Using HVite for both recognition and alignment, we could set the trace level to be 1, then we could get information of following format in the terminal:

File: /home/li-bo/research/databases/WSJ/mfcc_0_d_a_z/c2l/c2la0102.mfcc
c2l  ==  [482 frames] -72.9054 [Ac=-35140.4 LM=0.0] (Act=72.4)

The first line show which file is processed.
The second line, firstly outputs the recognized result sequence end with "=="; after that, the important model likelihood information are given:

[482 frames] : total number of frames in the utterance;
-72.9054 : overall average log likelihood per frame for the sentence, which equals to ( acoustic log likelihood + language model log likelilhood ) / totoal frames;
[Ac=-35140.4  : the total acoustic log likelihood for the whole utterance;
LM=0.0]   :  the total language model log likelihood for the whole utterance;
(Act=72.4)  :  the average number of active models.

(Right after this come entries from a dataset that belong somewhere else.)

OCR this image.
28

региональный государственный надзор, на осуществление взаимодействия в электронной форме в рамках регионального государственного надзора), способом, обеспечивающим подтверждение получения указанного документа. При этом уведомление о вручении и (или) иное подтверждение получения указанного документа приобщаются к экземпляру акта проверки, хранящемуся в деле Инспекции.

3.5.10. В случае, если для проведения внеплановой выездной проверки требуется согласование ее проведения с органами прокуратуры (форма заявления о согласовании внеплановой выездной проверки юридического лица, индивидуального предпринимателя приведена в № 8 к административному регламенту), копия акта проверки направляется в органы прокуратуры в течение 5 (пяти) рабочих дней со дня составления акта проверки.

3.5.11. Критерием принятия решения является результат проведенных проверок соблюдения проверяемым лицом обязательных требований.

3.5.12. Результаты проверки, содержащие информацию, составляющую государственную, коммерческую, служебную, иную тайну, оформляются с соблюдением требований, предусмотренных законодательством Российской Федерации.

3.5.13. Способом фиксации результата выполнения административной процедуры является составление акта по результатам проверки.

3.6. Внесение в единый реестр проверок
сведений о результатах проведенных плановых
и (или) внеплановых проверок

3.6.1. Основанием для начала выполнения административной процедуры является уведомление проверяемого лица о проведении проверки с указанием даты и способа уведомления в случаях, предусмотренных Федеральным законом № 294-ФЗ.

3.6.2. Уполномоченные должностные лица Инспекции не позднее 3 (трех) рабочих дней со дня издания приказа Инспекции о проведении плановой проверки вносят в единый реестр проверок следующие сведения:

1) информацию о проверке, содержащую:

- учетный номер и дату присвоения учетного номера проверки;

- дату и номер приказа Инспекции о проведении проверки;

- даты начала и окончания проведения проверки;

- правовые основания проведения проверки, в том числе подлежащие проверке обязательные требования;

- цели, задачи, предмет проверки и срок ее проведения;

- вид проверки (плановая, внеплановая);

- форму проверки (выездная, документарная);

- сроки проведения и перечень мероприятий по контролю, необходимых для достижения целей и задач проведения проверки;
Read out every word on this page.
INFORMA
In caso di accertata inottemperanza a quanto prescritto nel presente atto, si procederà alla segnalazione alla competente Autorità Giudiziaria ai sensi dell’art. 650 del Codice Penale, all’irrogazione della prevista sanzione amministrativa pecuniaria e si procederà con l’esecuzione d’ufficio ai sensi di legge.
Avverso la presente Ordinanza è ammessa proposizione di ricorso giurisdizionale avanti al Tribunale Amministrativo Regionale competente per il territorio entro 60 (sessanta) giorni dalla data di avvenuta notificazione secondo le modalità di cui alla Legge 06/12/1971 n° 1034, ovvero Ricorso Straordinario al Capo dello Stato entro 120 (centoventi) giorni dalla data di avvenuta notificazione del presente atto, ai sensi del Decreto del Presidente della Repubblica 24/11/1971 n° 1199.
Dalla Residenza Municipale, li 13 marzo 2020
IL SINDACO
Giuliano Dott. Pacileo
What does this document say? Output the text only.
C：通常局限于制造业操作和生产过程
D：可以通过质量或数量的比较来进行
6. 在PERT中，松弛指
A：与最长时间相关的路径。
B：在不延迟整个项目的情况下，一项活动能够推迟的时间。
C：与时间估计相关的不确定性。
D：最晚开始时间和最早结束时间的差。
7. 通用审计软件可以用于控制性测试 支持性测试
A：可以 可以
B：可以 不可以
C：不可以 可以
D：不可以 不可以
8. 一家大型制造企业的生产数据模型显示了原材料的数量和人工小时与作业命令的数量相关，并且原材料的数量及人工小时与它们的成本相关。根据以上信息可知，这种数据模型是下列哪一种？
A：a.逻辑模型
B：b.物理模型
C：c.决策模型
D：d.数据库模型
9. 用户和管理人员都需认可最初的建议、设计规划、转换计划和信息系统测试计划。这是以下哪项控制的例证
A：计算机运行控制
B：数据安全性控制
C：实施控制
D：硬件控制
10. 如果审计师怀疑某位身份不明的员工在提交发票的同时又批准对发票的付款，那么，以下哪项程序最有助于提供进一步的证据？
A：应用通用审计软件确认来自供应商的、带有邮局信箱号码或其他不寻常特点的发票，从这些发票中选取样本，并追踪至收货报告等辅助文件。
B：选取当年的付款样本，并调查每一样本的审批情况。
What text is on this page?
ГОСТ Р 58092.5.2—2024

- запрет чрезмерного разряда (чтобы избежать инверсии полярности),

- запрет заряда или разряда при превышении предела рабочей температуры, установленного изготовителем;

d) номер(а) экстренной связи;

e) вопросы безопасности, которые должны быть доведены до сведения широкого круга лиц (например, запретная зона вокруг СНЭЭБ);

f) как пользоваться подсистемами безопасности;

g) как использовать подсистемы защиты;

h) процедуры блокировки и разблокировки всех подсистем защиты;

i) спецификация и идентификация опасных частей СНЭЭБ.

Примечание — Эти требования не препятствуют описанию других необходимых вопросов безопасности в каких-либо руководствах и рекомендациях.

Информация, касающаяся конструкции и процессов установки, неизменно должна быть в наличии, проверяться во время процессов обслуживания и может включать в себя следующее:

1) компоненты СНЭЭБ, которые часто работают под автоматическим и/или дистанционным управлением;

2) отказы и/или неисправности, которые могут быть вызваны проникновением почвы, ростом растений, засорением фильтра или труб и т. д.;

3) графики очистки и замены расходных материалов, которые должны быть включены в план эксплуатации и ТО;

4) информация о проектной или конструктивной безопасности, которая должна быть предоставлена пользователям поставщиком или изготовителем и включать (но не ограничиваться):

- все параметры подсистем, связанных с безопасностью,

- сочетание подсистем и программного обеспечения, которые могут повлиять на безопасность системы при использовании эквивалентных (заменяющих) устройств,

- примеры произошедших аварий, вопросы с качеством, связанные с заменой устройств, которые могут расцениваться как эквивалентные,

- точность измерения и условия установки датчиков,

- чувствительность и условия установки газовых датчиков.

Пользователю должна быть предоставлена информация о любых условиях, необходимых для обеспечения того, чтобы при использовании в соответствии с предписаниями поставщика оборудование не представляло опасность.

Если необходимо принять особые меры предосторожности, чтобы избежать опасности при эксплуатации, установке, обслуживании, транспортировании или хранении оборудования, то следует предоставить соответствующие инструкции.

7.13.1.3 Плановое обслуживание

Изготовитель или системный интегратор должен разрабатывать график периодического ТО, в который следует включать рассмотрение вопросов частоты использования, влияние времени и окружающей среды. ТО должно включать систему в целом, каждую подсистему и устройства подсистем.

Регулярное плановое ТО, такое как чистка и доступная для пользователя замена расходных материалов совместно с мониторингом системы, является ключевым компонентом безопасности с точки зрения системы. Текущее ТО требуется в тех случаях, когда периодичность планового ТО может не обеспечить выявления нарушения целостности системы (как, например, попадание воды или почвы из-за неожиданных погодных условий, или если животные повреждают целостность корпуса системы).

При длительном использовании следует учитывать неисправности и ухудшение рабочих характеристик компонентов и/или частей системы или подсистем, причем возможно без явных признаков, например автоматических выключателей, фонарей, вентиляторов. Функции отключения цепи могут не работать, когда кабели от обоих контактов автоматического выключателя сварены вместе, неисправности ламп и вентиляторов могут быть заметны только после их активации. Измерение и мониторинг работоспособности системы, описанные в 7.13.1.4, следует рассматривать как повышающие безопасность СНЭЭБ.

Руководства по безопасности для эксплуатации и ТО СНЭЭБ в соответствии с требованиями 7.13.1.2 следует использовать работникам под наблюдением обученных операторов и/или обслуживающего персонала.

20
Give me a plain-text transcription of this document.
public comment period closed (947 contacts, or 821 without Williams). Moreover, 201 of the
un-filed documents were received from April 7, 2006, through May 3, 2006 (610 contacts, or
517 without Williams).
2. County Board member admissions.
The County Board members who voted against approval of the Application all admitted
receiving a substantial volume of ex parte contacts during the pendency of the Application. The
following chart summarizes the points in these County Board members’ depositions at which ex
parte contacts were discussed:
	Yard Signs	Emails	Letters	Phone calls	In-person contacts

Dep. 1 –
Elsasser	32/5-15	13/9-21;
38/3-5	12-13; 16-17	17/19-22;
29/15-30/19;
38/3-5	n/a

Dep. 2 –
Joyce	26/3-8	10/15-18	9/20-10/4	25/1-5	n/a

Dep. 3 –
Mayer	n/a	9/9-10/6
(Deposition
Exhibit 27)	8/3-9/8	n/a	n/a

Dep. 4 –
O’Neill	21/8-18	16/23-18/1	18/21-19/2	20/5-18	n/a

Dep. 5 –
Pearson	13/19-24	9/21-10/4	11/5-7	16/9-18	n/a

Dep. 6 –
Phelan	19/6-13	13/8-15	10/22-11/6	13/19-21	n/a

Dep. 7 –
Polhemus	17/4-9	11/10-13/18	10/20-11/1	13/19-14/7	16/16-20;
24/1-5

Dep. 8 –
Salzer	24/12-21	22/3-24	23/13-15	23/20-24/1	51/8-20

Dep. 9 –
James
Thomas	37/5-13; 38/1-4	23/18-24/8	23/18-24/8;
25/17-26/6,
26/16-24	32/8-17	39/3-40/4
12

Similarly, in the recognized MLF file or aligned MLF file, there are also scores:

0 33900000 c02 -79.211006

Between the filename and the ".", the recognized or aligned results are written line by line.
Each line in the example has 4 fields, the number of fields varies due to the setting of HVite, e.g with "-f"  we could keep track of the model's state information.

In this example, 
the first field is the start time of that segment;
the second field is the ending time of that segment;
the third field is the recognized symbol;
the last field is the total log likelihood of that segment.

In the attached file, it also gives another example.